RAF Bomber Command controlled the RAF's bomber forces from 1936 to 1968.
Along with the United States Army Air Forces, it played the central role in the strategic bombing of Germany in World War II. From 1942 onward, the British bombing campaign against Germany became less restrictive and increasingly targeted industrial sites and the civilian manpower base essential for German war production. In total 364,514 operational sorties were flown, 1,030,500 tons of bombs were dropped and 8,325 aircraft lost in action.
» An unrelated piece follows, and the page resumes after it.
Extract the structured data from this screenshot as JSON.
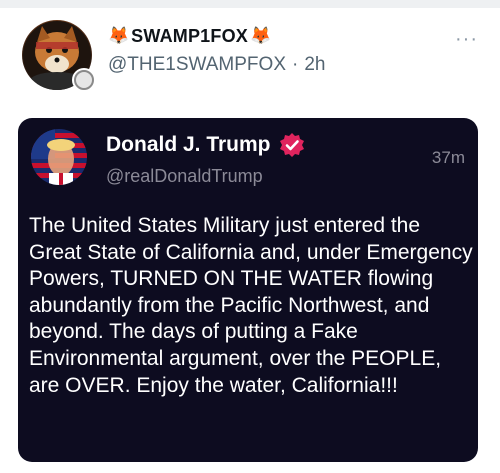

Bomber Command crews also suffered a high casualty rate: 55,573 were killed out of a total of 125,000 aircrew (a 44.4 percent death rate), a further 8,403 were wounded in action and 9,838 became prisoners of war.
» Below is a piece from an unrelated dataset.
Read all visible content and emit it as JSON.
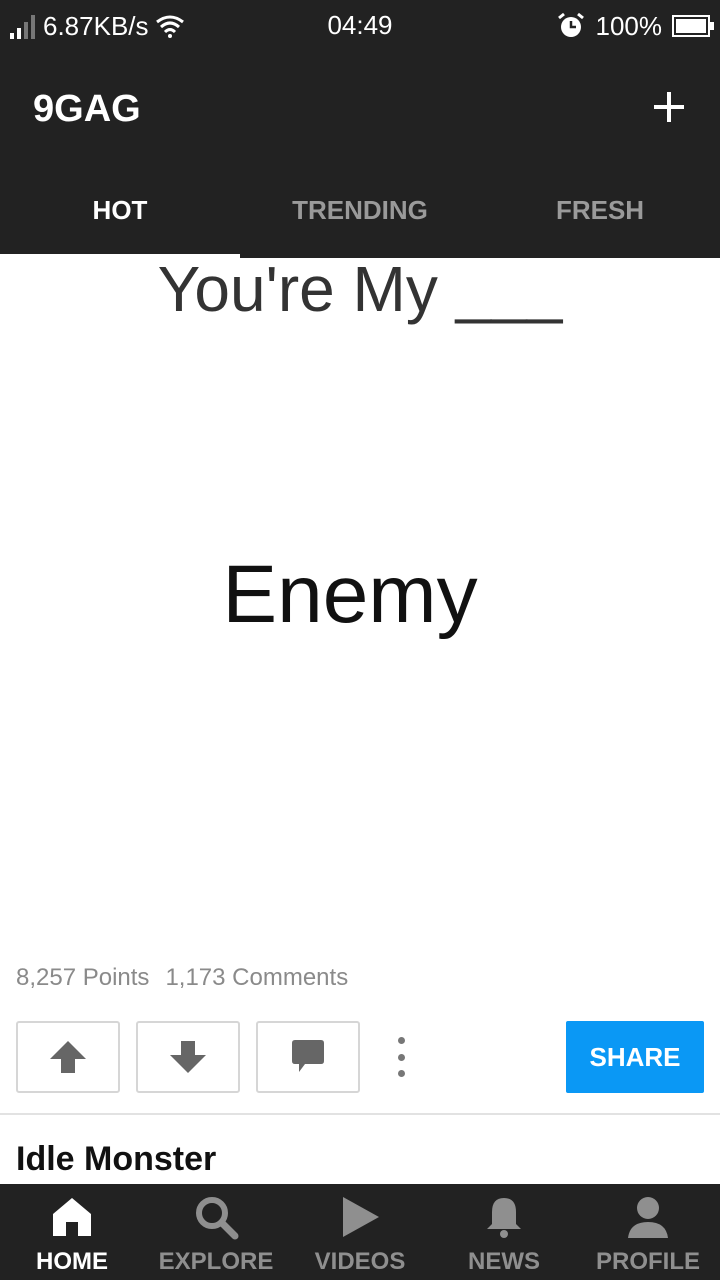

Bomber Command stood at the peak of its post-war military power in the 1960s, the V bombers holding the United Kingdom's nuclear deterrent and a supplemental force of Canberra light bombers.
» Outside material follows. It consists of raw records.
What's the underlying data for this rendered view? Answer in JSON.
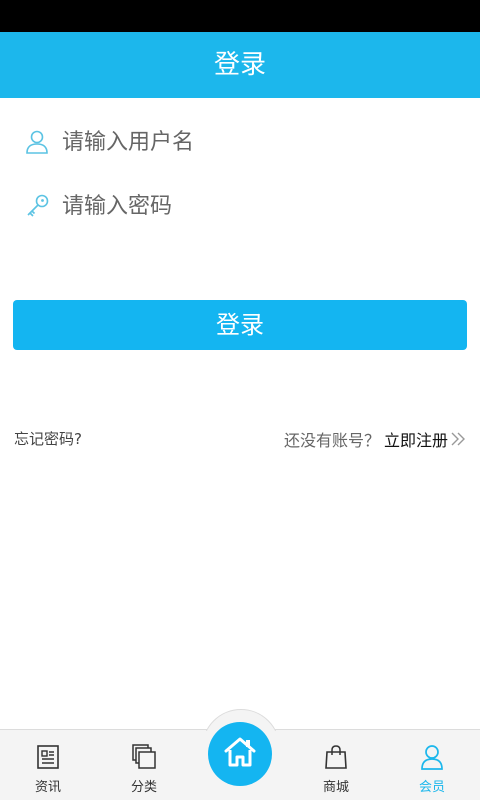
{
  "header": {
    "title": "登录"
  },
  "form": {
    "username_placeholder": "请输入用户名",
    "password_placeholder": "请输入密码",
    "login_label": "登录"
  },
  "links": {
    "forgot": "忘记密码?",
    "no_account": "还没有账号？",
    "register": "立即注册"
  },
  "tabbar": {
    "items": [
      {
        "label": "资讯",
        "icon": "news-icon"
      },
      {
        "label": "分类",
        "icon": "category-icon"
      },
      {
        "label": "",
        "icon": "home-icon"
      },
      {
        "label": "商城",
        "icon": "shopping-bag-icon"
      },
      {
        "label": "会员",
        "icon": "user-icon"
      }
    ],
    "active": "会员"
  },
  "colors": {
    "accent": "#14b5f1",
    "header": "#1cb7ec"
  }
}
In August 2006, a memorial was unveiled at Lincoln Cathedral.〔
〕 A memorial in Green Park in London was unveiled by the Queen on 28 June 2012 to highlight the price paid by the aircrews.
==1936–1945==
At the time of the formation of Bomber Command in 1936, Giulio Douhet's slogan "the bomber will always get through" was popular, and figures like Stanley Baldwin cited it. Until advances in radar technology in the late 1930s, this statement was effectively true. Attacking bombers could not be detected early enough to assemble fighters fast enough to prevent them reaching their targets. Some damage might be done to the bombers by AA guns, and by fighters as the bombers returned to base, but that was not as effective as a proper defence. Consequently, the early conception of Bomber Command was in some ways akin to its later role as a nuclear deterrent force. It was seen as an entity that threatened the enemy with utter destruction, and thus prevented war. However, in addition to being made obsolete by technology, even if the bomber did always get through, its ability to inflict damage upon cities was greatly overestimated.
The problem was that the British Government was basing its data on a casualty rate of 50 deaths per ton of bombs dropped. The basis for this assumption was a few raids on London in the later stages of World War I, by Zeppelins and Gotha bombers. Both the government and the general public viewed the bomber as a far more terrible weapon than it really was.